Enigmas, Misterios

En el mundo griego antiguo, del que somos herederos, se daban dos operaciones de conocimiento que marcaban la manera de estar en el mundo: el enigma y el misterio.

El enigma pertenece al ámbito del logos y la dialéctica; el misterio, al del silencio y la interioridad.
El enigma era una pregunta planteada que servía para poder pasar una barrera, la de la comprensión, que abría a un modo de entender las cosas. Su función era horizontal: ponía en juego la capacidad de pensar del ciudadano. Nuestros acertijos, como en los juegos infantiles, mantienen aún esa función.

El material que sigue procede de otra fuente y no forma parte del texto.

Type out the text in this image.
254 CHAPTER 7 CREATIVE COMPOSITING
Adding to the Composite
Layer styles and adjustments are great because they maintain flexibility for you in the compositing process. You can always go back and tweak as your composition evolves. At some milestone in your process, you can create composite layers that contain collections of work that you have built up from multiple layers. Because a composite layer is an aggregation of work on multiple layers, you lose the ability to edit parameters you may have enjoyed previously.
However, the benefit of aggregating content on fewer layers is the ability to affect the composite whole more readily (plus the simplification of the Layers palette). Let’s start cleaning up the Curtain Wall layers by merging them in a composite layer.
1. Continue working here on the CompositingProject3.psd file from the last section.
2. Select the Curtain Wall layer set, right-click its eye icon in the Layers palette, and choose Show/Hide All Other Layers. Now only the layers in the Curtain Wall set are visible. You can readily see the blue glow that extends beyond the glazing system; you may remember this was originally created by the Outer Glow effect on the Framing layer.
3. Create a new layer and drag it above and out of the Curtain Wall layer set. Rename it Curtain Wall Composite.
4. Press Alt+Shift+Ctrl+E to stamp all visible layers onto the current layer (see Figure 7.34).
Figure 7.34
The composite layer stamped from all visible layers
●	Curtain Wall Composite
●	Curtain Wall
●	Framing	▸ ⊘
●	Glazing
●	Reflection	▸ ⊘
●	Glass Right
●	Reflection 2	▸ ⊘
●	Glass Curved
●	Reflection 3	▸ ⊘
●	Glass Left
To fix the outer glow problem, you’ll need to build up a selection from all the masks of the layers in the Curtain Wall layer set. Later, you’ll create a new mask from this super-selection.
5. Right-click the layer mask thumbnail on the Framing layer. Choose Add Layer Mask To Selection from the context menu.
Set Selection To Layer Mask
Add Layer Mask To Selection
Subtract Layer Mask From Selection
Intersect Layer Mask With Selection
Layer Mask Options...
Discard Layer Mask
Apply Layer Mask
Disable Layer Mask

Después, el misterio. Una pregunta lanzada en el santuario, como en Delfos, cuyo lema decía: “Conócete a ti mismo.”
La respuesta no era dialéctica, no tenía explicación: pertenecía a la experiencia interior y al silencio. No se podía pensar, porque trascendía la razón.

Con el cristianismo, el misterio cambió de signo: lo que antes era apertura interior se volvió doctrina revelada.
El de la Santísima Trinidad: tres personas distintas y un solo Dios verdadero. Padre, Hijo y Espíritu Santo.
Lo instaura Dios. Lo administra la Iglesia por inspiración divina.
Es verdad porque es palabra de Dios; y como es palabra de Dios, es verdad.
Ponerlo en duda es un error, una herejía.
El círculo mágico del sentido queda cerrado: la verdad no se busca, se recibe por revelación, y se acata sin dudar.

Desde la modernidad, la realidad ha sido desacralizada, y el misterio ha quedado fuera del marco de lo que puede sentir el sujeto que habita nuestra época.
Era necesario: el pensamiento de lo sagrado estaba trampeado hasta lo imposible, y la ciencia no podía progresar.

Por eso la modernidad se vuelca en resolver enigmas, que han quedado reducidos a funciones que la técnica terminará por resolver.

Aunque…

Quizá la tarea del pensamiento hoy sea buscar una tercera vía:
recuperar la actitud del enigma, la pregunta audaz, el ingenio, pero no para resolverlo mediante la técnica, sino para habitar de nuevo el territorio del misterio: la profundidad, el silencio, lo inefable.
Pero esta vez sin dogmas, sin iglesias, sin fórmulas que apuntalen un orden interesado en que aquella mentira siga operando.
Y tampoco en su versión desacralizada de New Age, que busca un antídoto facilón para pasar el mal rato.

Porque, ¡cuidado!

Vuelven las religiones, pero como antídotos del miedo y explicaciones tranquilizadoras: sin espiritualidad, solo buscando escapar del dolor y que no falte de nada.
Por lo menos en casa. Más allá, que no nos toque.

Pero quedan opciones:

El enigma es el desafío a pensar; el misterio, el desafío a ser/estar.
La mercantilización del misterio es bastante más astuta de lo que parece: no sólo vende mindfulness, vende ausencia de tensión, vende la ilusión de que puedes tener profundidad sin angustia, silencio sin soledad, transformación sin pérdida.
La trivialización del enigma da la sensación de que estás pensando, cuando es solo darle vueltas a la información: maneras de practicar la evasión del riesgo.

Pero el riesgo es la única moneda real.
Habitar la tensión es exponerse a que la pregunta te transforme.
No se trata de cambiar la pregunta para que resulte cómoda: significa dejar que la duda llegue hasta el extremo donde el gesto es vértigo, y que el silencio no sea descanso, sino acto de escucha activa, de atención plena, fecunda, donde lo que escuchas pueda deshacerte.

Y que tus propios sesgos queden en entredicho y dejen de ser operativos.

Eso es encontrar agua en el desierto.